Однако Каролина меня тревожила. Проезжая через парк, иногда я видел ее, но теперь, когда рядом с ней не было Плута, она казалась ужасно одинокой. Если я останавливался, она охотно со мной болтала, все было почти как прежде. Выглядела она по-всегдашнему крепкой и здоровой. Вот только лицо иногда выдавало пережитое за последние недели, — казалось, оно стало еще грубее и некрасивее, словно вместе с собакой ушли остатки ее молодости и оптимизма.

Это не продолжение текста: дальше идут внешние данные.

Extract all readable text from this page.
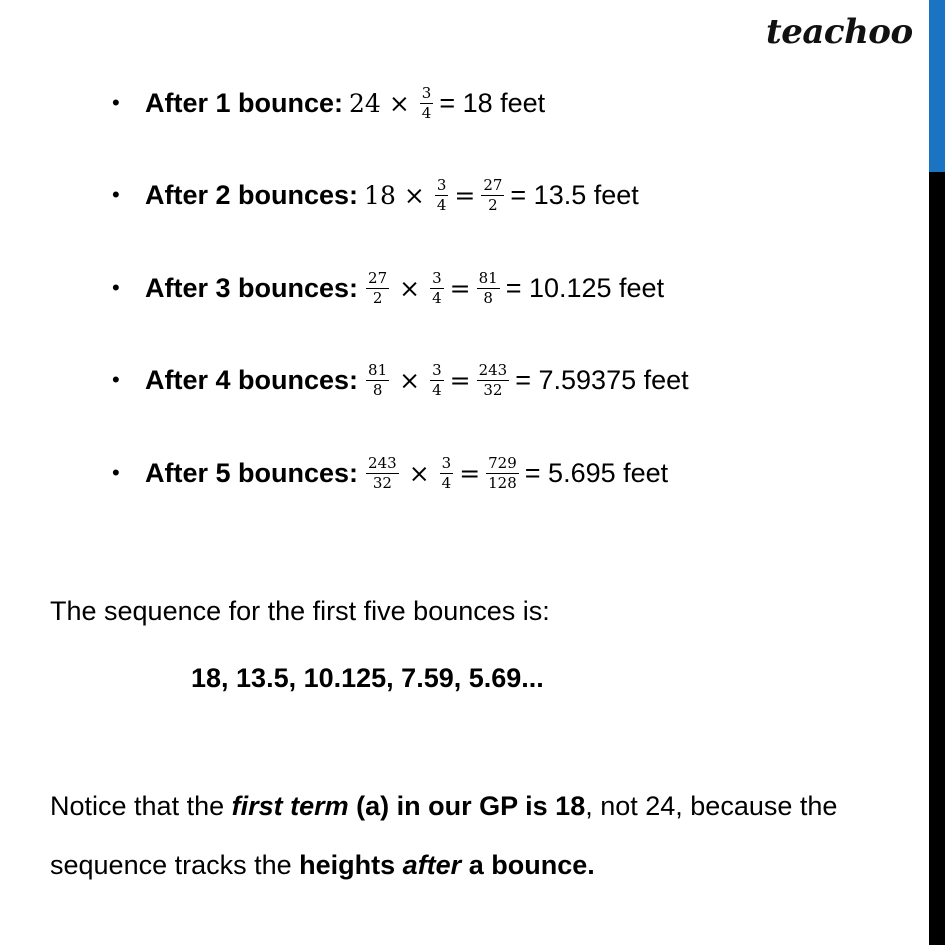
teachoo
• After 1 bounce: $24 \times \frac{3}{4} = 18$ feet
• After 2 bounces: $18 \times \frac{3}{4} = \frac{27}{2} = 13.5$ feet
• After 3 bounces: $\frac{27}{2} \times \frac{3}{4} = \frac{81}{8} = 10.125$ feet
• After 4 bounces: $\frac{81}{8} \times \frac{3}{4} = \frac{243}{32} = 7.59375$ feet
• After 5 bounces: $\frac{243}{32} \times \frac{3}{4} = \frac{729}{128} = 5.695$ feet
The sequence for the first five bounces is:
18, 13.5, 10.125, 7.59, 5.69...
Notice that the first term (a) in our GP is 18, not 24, because the
sequence tracks the heights after a bounce.
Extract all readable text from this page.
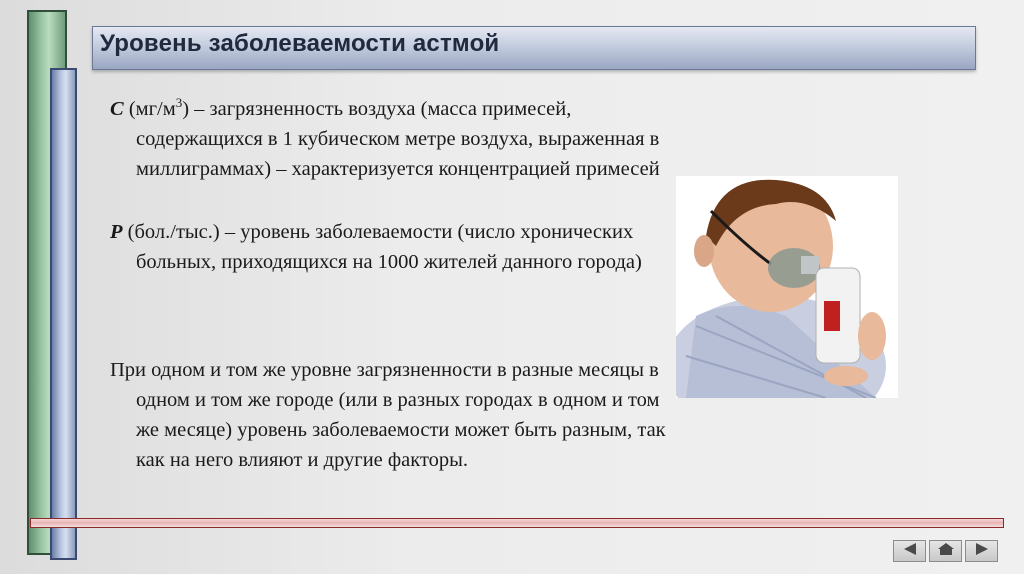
Уровень заболеваемости астмой
C $(мг/м^3)$ – загрязненность воздуха (масса примесей, содержащихся в 1 кубическом метре воздуха, выраженная в миллиграммах) – характеризуется концентрацией примесей
P (бол./тыс.) – уровень заболеваемости (число хронических больных, приходящихся на 1000 жителей данного города)
При одном и том же уровне загрязненности в разные месяцы в одном и том же городе (или в разных городах в одном и том же месяце) уровень заболеваемости может быть разным, так как на него влияют и другие факторы.
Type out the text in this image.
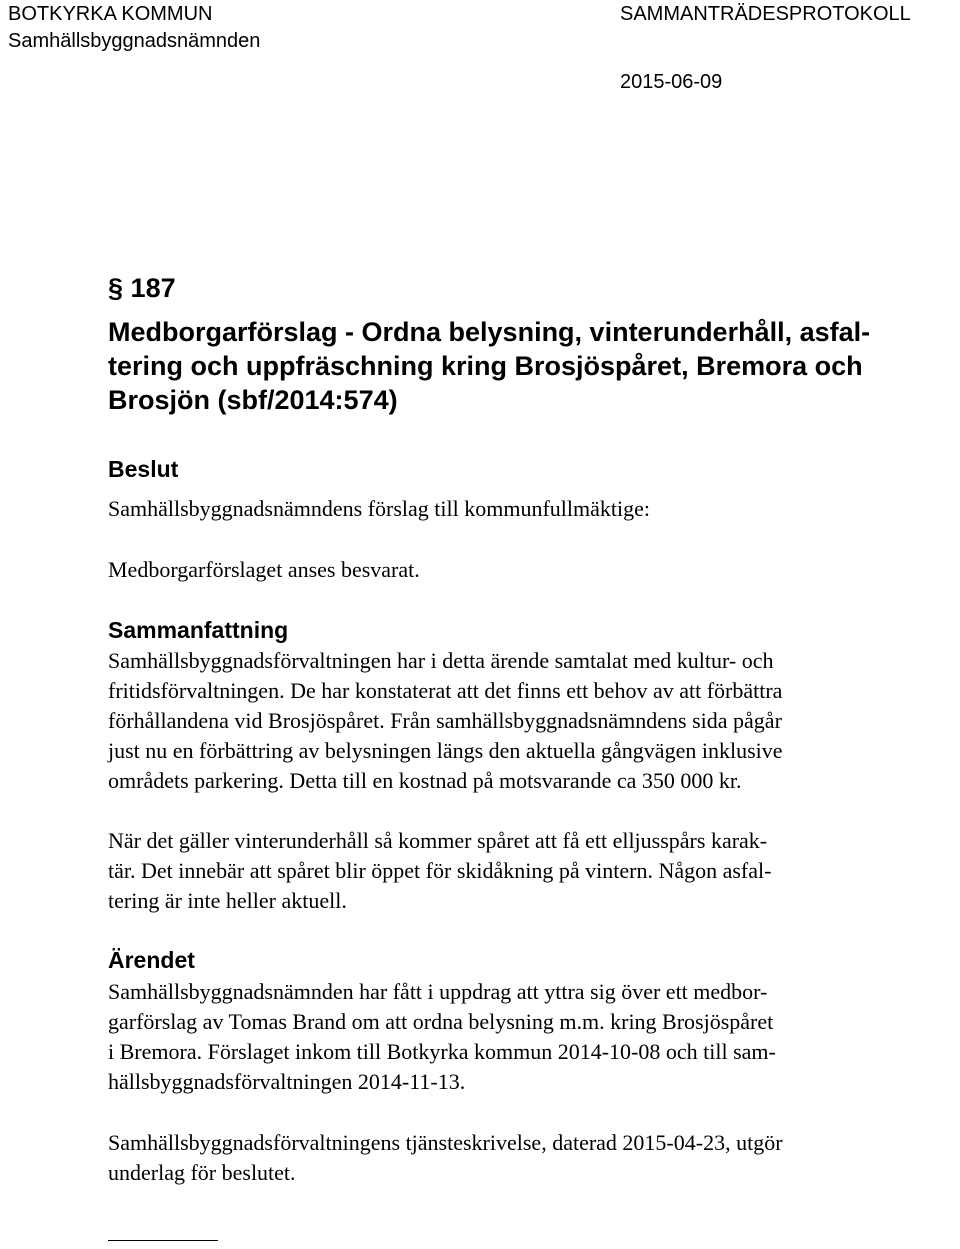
BOTKYRKA KOMMUN
Samhällsbyggnadsnämnden
SAMMANTRÄDESPROTOKOLL
2015-06-09
§ 187
Medborgarförslag - Ordna belysning, vinterunderhåll, asfal-
tering och uppfräschning kring Brosjöspåret, Bremora och
Brosjön (sbf/2014:574)
Beslut
Samhällsbyggnadsnämndens förslag till kommunfullmäktige:
Medborgarförslaget anses besvarat.
Sammanfattning
Samhällsbyggnadsförvaltningen har i detta ärende samtalat med kultur- och
fritidsförvaltningen. De har konstaterat att det finns ett behov av att förbättra
förhållandena vid Brosjöspåret. Från samhällsbyggnadsnämndens sida pågår
just nu en förbättring av belysningen längs den aktuella gångvägen inklusive
områdets parkering. Detta till en kostnad på motsvarande ca 350 000 kr.
När det gäller vinterunderhåll så kommer spåret att få ett elljusspårs karak-
tär. Det innebär att spåret blir öppet för skidåkning på vintern. Någon asfal-
tering är inte heller aktuell.
Ärendet
Samhällsbyggnadsnämnden har fått i uppdrag att yttra sig över ett medbor-
garförslag av Tomas Brand om att ordna belysning m.m. kring Brosjöspåret
i Bremora. Förslaget inkom till Botkyrka kommun 2014-10-08 och till sam-
hällsbyggnadsförvaltningen 2014-11-13.
Samhällsbyggnadsförvaltningens tjänsteskrivelse, daterad 2015-04-23, utgör
underlag för beslutet.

Наступил ноябрь. Как-то на одном сеансе я спросил Родерика:

— Каролина делится с вами своими переживаниями?

Нахмурившись, он покачал головой:

— Она не очень-то к этому расположена.

— А вы не пробовали ее разговорить?

Родерик еще больше нахмурился:

— Наверное, попытаться можно, да как-то все времени нет.

— Нет времени на сестру? — хмыкнул я.

Он смолчал, а я с тревогой отметил, как потемнело его лицо. Родерик отвернулся, словно боясь о чем-то проговориться. Вообще-то, теперь он меня беспокоил не меньше Каролины. Понятно, что для нее не прошла бесследно вся эта история с Бейкер-Хайдами, но меня удивляло, что она и его так подкосила. Дело не в том, что он с головой уходил в работу и был замкнут, — это тянулось уже давно. Было еще что-то; я чувствовал, его тяготит какой-то секрет или даже страх.

Я помнил, в каком состоянии мать застала его в вечер приема. Видимо, тогда-то все и началось. Несколько раз я пытался об этом заговорить, но он отмалчивался или менял тему. Может, надо было оставить его в покое. У меня своих забот хватало: холод принес с собой обычные простуды, вызовы шли один за другим. Но чутье мне подсказывало, что пускать дело на самотек нельзя, и, кроме того, я чувствовал себя в ответе за семейство, чего еще совсем недавно не было. И вот, приладив электроды, я запустил машину и прямиком выложил все свои тревоги.